4. The Russians have not told us everything about the Tsarnaevs.
Really, the most interesting thing in Soldatov's interview is this:
The first thing we need to understand is that the FSB never tried to tip off the FBI about these guys. The FSB actually requested information from the FBI and the CIA but they failed to provide the reasons for their information requests so the intelligence cooperation went nowhere. Then, after the bombing happened, everybody started to say it’s all about warnings and intelligence sharing. But the Americans saying this fail to realize that the FSB is not very keen to provide any kind of intelligence to foreign services. As far as I remember, only once, in 2003, just after FSB and FBI directors signed a special memorandum of understanding, did the two services conduct a joint investigation. It was a sting operation, in fact. The FSB provided a fake surface-to-air missile launcher to a guy who was caught, but the whole thing was very low-level and unimpressive. It was fake missile launcher. This became a showcase for FSB and FBI cooperation, but it was meaningless.

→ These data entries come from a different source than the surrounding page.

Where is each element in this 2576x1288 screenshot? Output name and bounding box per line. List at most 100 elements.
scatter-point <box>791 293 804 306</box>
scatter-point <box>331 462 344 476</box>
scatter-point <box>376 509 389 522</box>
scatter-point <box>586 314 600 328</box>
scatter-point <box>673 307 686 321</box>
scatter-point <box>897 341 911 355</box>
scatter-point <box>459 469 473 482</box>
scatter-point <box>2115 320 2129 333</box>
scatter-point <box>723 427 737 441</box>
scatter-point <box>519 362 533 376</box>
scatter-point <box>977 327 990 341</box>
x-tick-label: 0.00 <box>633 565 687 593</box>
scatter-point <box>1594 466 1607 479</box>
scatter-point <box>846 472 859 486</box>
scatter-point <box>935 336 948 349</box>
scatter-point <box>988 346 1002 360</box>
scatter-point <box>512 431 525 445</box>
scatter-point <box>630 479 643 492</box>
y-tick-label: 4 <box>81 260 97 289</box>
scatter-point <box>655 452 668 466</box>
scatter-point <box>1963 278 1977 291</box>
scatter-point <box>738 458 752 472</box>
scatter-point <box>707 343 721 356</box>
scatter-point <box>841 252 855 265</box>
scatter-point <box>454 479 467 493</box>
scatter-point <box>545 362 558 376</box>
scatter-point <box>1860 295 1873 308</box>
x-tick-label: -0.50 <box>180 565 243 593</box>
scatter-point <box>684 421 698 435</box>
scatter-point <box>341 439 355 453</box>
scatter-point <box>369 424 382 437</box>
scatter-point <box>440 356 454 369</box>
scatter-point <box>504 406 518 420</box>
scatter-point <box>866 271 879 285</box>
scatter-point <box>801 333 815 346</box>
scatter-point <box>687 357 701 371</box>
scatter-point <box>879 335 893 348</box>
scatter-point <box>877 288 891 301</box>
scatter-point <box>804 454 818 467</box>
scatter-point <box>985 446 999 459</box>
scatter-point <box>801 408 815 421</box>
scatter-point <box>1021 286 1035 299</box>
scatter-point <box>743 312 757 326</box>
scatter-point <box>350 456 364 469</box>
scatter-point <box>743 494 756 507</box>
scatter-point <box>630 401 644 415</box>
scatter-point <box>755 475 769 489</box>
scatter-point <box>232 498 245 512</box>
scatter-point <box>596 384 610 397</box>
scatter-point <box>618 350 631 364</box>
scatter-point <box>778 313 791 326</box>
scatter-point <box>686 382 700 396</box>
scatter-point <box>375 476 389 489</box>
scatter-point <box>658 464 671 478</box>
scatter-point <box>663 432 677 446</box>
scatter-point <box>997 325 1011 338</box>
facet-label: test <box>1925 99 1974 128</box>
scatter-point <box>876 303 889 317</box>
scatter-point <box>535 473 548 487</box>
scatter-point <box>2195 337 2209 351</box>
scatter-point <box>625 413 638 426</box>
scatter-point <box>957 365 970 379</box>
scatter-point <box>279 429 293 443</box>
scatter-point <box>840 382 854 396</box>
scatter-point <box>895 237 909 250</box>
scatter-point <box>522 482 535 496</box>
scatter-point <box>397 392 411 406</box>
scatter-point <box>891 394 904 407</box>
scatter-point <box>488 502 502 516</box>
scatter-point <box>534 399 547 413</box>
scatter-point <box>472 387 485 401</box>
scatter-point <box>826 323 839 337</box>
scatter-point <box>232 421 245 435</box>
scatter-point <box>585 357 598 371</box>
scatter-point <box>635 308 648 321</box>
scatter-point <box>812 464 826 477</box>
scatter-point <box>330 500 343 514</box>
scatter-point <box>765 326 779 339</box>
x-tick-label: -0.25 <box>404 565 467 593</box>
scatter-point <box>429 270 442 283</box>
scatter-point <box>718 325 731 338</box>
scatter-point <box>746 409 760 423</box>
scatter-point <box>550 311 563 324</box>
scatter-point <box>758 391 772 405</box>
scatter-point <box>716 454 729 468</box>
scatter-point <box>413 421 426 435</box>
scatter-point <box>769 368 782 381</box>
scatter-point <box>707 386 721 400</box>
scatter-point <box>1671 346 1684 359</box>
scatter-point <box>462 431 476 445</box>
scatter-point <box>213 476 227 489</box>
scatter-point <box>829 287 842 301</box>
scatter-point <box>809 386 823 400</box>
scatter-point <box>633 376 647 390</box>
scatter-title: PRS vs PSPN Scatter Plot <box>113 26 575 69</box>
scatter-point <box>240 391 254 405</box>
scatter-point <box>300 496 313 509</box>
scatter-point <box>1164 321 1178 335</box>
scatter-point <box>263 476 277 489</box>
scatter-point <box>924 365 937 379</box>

Do the U.S. and Russia work effectively together on anything intelligence-related?
To be frank, we had some progress in only one field—organized crime. That was more about FBI and the Interior Ministry of Russia. The problem now with the FSB specifically is that they fail to divide their jurisdictions. It would be much more useful to have FSB’s department of counterterrorism to deal directly with the FBI. That’d be much easier and understandable. Instead, there is no division of labor. The main contact person in the FSB provided for FBI to help with the investigation of the Boston bombers, for instance, was Sergei Beseda, the same guy who a year later was exposed by the Ukrainian security services as a Russian FSB general who was in Kiev on February 20-21, 2014, during the Maidan Revolution. This was the same guy put in charge with talking to the Americans about terrorism!
Also, there was a spy story in May 2013 when an U.S. diplomat, Ryan Fogle, was accused of trying to recruit a FSB officer inside the counterterrorism department. It just doesn’t help, and there’s no trust between the agencies.
The FSB allowed the FBI to travel to Dagestan to investigate the Tsarnaevs. But this was politically motivated. The FSB wanted desperately for the Americans to provide support for the upcoming Sochi Olympics. And it worked. Russia got support from the U.S., and from Britain, which offered technical support for security measures in Sochi.
When the FSB is interested in getting international support, they’re happy to do these things, but it never lasts. No one is interested in developing a relationship with the American security services because that could ruin your career if there’s a major rift in relations—such as with Crimea and Ukraine.
Let's fill in some dots here:
o the Dagestani anti-terrorism center leaked information to Novaya Gazeta which I translated last year in which they said Tamerlan met with people who were assassinated by Russian anti-terrorist agents. When were they going to tell the FBI that?
o The FBI chief at the time, Robert Mueller, came to Moscow to investigate the Boston bombers. Ryan Fogle was on the delegation that went to Dagestan. They didn't get very far there evidently. When Fogle tried to follow up with his counterpart on this case, he found himself set up in this ridiculously fake way in which there were a number of odd things. So -- no cooperation.
In sum, there's a lot we don't know about these four serious issues -- Snowden and his guards, the White House hack, the Nemtsov murder, and Tamerland Tsarnaev's time in Dagestan -- and they may come together in one agency or not, we don't know, and more research and probing has to be done on all these topics to shed more light on these subjects. So far, what we have is a lot of admixtures to the topics and it is not clear why.